Before you embark on building a product that uses Machine learning, ask yourself, are you building a product around a model or designing an experience that happens to use a model. While these might feel like a chicken or an egg dichotomy, the answer can significantly change the validity of your product. From my experience building a product around a model is often fraught with complications, reductions in scope or performance, and an end result that looks and feels very different than the original concept. However, I’ve found when you design a product or experience that happens to achieve its effect by using a model it has routinely resulted in better outcomes across the board.
Any model you build will attempt to faithfully learn the patterns in the data you provide. That’s why it is so hard to build a product around a model. The incentive to make the best model often does not lead to choices that benefit people that consume the model’s output. Instead, keep your product goals in mind when crafting your training and tests data sets. That way you can avoid the trap of chasing down the best offline model accuracy.
For Textio, one example of good model building incentives comes from our recruiting mail product. The models that power this writing experience aim to understand the context and content people are writing as well as how the patterns in their writing relate to the chance that someone will respond to their mail. We don’t train these models on data from all kinds of email communication, rather we focus on the domain we expect to match the writing experience we are trying to create. In this case we curate mails from recruiters intending to reach out to a passive candidate with the goal of drawing them into the hiring process. We purposely set out with a narrowly defined goal.
Narrow goals are harder for a model to pick up, but the person using the product will see much more value. A model trained on a wider array of email types might obtain better response rate prediction accuracy on paper (after all, spam is a well-studied problem) but it’s unlikely to help you improve passive candidate sourcing. Put another way, why would you build a model that learns all animals in the zoo, when all you really want it to find and understand are elephants.
The key to a successful model is ensuring you have the type of data that is most relevant to your product and the people that use it. One way to gain this insight is to monitor the data people provide to you within your product. You can do this before you even build the first model. For example, if we trained our recruiting mail models on data predominately composed of short documents (100 words or less) but monitoring reveals that word counts in production are routinely above 400 words, that is a red flag! It’s unlikely that the predictions Textio is providing are still meaningful given how different those documents might be from the ones the model has seen before.
While this sounds clear in principle it’s often hard to achieve in practice. It takes work to curate data sets that represent the inputs you want a model to learn. While your narrowly focused model that solves a real business problem works hard to provide relevant predictions it can, at times, receive data it has quite literally never seen before. Let’s say you have instrumentation set up and can measure the difference between your training data and the data your product sees day in and day out. What do you do if the difference is meaningful? For our recruiting mail product, we built a model that checks, as someone is typing, whether the content looks like a recruiting mail. If not, we don’t send that text to the scoring model. This is another narrowly defined goal that serves the product purpose of preventing our scoring models from providing guidance and feedback on a document far different than something they have seen before. I call this approach layering, which results in a product that has many predictive capabilities without the downside of having it all wrapped up in one mega model.

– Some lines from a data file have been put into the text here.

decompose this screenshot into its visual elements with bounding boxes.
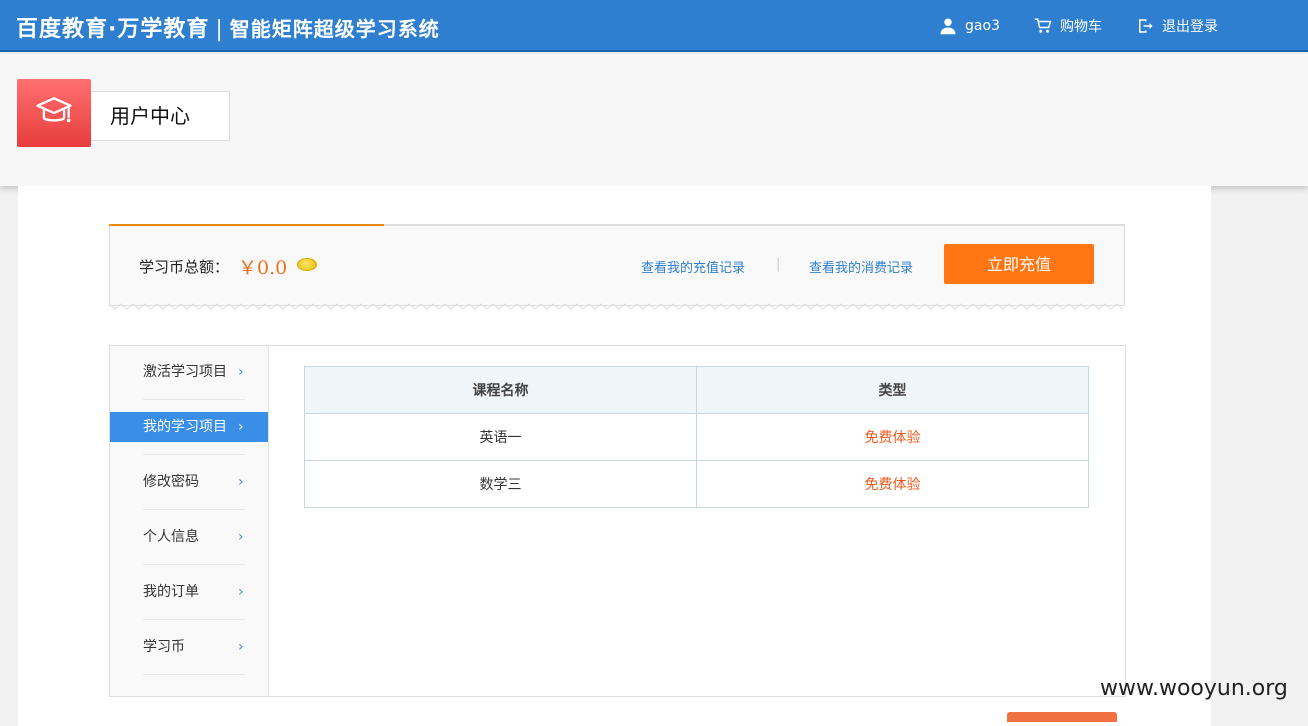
content-area: 激活学习项目 › 我的学习项目 › 修改密码 › 个人信息 › 我的订单 › 学习币 › [109, 345, 1126, 697]
user-icon [940, 18, 956, 35]
page-title: 用户中心 [92, 91, 230, 141]
brand-logo[interactable]: 百度教育·万学教育 | 智能矩阵超级学习系统 [16, 11, 440, 43]
cart-link[interactable]: 购物车 [1034, 16, 1102, 36]
recharge-records-link[interactable]: 查看我的充值记录 [641, 257, 745, 276]
coin-total-amount: ￥0.0 [238, 257, 288, 279]
graduation-cap-icon [36, 97, 72, 123]
zigzag-edge [109, 303, 1124, 310]
chevron-right-icon: › [238, 419, 244, 435]
cart-icon [1034, 18, 1052, 33]
logout-label: 退出登录 [1162, 19, 1218, 35]
brand-subtitle: 智能矩阵超级学习系统 [229, 17, 440, 41]
sidebar-divider [143, 564, 245, 565]
page-header: 用户中心 [0, 54, 1308, 186]
coin-icon [297, 258, 317, 271]
recharge-now-button[interactable]: 立即充值 [944, 244, 1094, 284]
user-center-logo [17, 79, 91, 147]
course-name-cell: 数学三 [304, 460, 697, 508]
sidebar-item-label: 激活学习项目 [143, 364, 227, 380]
sidebar-item-label: 我的学习项目 [143, 419, 227, 435]
top-bar: 百度教育·万学教育 | 智能矩阵超级学习系统 gao3 购物车 退出登录 [0, 0, 1308, 52]
table-row[interactable]: 英语一 免费体验 [304, 413, 1089, 461]
course-type-cell: 免费体验 [696, 460, 1089, 508]
column-header-type: 类型 [696, 366, 1089, 414]
column-header-course-name: 课程名称 [304, 366, 697, 414]
sidebar-item-label: 个人信息 [143, 529, 199, 545]
sidebar: 激活学习项目 › 我的学习项目 › 修改密码 › 个人信息 › 我的订单 › 学习币 › [110, 346, 269, 696]
sidebar-item-label: 修改密码 [143, 474, 199, 490]
sidebar-item-coins[interactable]: 学习币 › [110, 621, 268, 676]
sidebar-item-change-password[interactable]: 修改密码 › [110, 456, 268, 511]
user-menu[interactable]: gao3 [939, 16, 1000, 36]
sidebar-item-orders[interactable]: 我的订单 › [110, 566, 268, 621]
chevron-right-icon: › [238, 639, 244, 655]
cart-label: 购物车 [1060, 19, 1102, 35]
links-divider: | [776, 257, 781, 272]
logout-icon [1139, 19, 1153, 33]
main-panel: 学习币总额： ￥0.0 查看我的充值记录 | 查看我的消费记录 立即充值 激活学… [18, 186, 1211, 726]
table-header-row: 课程名称 类型 [304, 366, 1089, 414]
sidebar-divider [143, 619, 245, 620]
table-row[interactable]: 数学三 免费体验 [304, 460, 1089, 508]
brand-separator: | [215, 17, 224, 42]
sidebar-item-label: 学习币 [143, 639, 185, 655]
course-name-cell: 英语一 [304, 413, 697, 461]
chevron-right-icon: › [238, 474, 244, 490]
spend-records-link[interactable]: 查看我的消费记录 [809, 257, 913, 276]
coin-balance-bar: 学习币总额： ￥0.0 查看我的充值记录 | 查看我的消费记录 立即充值 [109, 224, 1125, 306]
chevron-right-icon: › [238, 529, 244, 545]
sidebar-divider [143, 674, 245, 675]
brand-main: 百度教育·万学教育 [16, 17, 210, 42]
logout-link[interactable]: 退出登录 [1136, 16, 1218, 36]
coin-total-label: 学习币总额： [139, 258, 230, 276]
user-name: gao3 [965, 18, 1000, 34]
coinbar-accent [109, 224, 384, 226]
sidebar-item-profile[interactable]: 个人信息 › [110, 511, 268, 566]
sidebar-item-activate[interactable]: 激活学习项目 › [110, 346, 268, 401]
bottom-button-edge[interactable] [1007, 712, 1117, 722]
top-nav: gao3 购物车 退出登录 [939, 16, 1218, 36]
sidebar-item-my-projects[interactable]: 我的学习项目 › [110, 401, 268, 456]
sidebar-item-label: 我的订单 [143, 584, 199, 600]
chevron-right-icon: › [238, 364, 244, 380]
sidebar-divider [143, 399, 245, 400]
watermark: www.wooyun.org [1100, 676, 1288, 701]
courses-table: 课程名称 类型 英语一 免费体验 数学三 免费体验 [304, 366, 1089, 508]
sidebar-divider [143, 454, 245, 455]
course-type-cell: 免费体验 [696, 413, 1089, 461]
sidebar-divider [143, 509, 245, 510]
chevron-right-icon: › [238, 584, 244, 600]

Beyond monitoring your models in production, it is important to enable your product to collect its own labels. Often these labels include the outcomes you care about the most and that provide the best value proposition to people. When you bootstrap a data set for a new model you often do creative things to collect labels. You might have access to information that is correlated with the real outcome you care about, you might crowd source labels, or you may even start with simple heuristics and rules.
All of these are valid ways to get into the game but the long-term data product needs a consistent source of quality labels. Indeed, all of the monitoring you put in place is only useful if you are collecting labels that allows you to change your model. As an example, when we inform someone that they do not appear to be typing a recruiting mail we add a button to the bottom of the dialog allowing them to ignore the warning. This button is instrumented to collect the signal that our prediction might be wrong. This label is then used to improve the model itself.
When I worked at a search engine it dawned on me one day that the primary interaction with any model I built would be a blank text box on the internet. What you learn from this is that people can and will type literally anything you can imagine into that box. At Textio our data products power an augmented writing experience that has opened my eyes to unimaginable diversity in language. If you design a product first and foremost while using machine learning to achieve specific objectives rather than building a model and wrapping a product around it your customers and your future self will thank you kindly.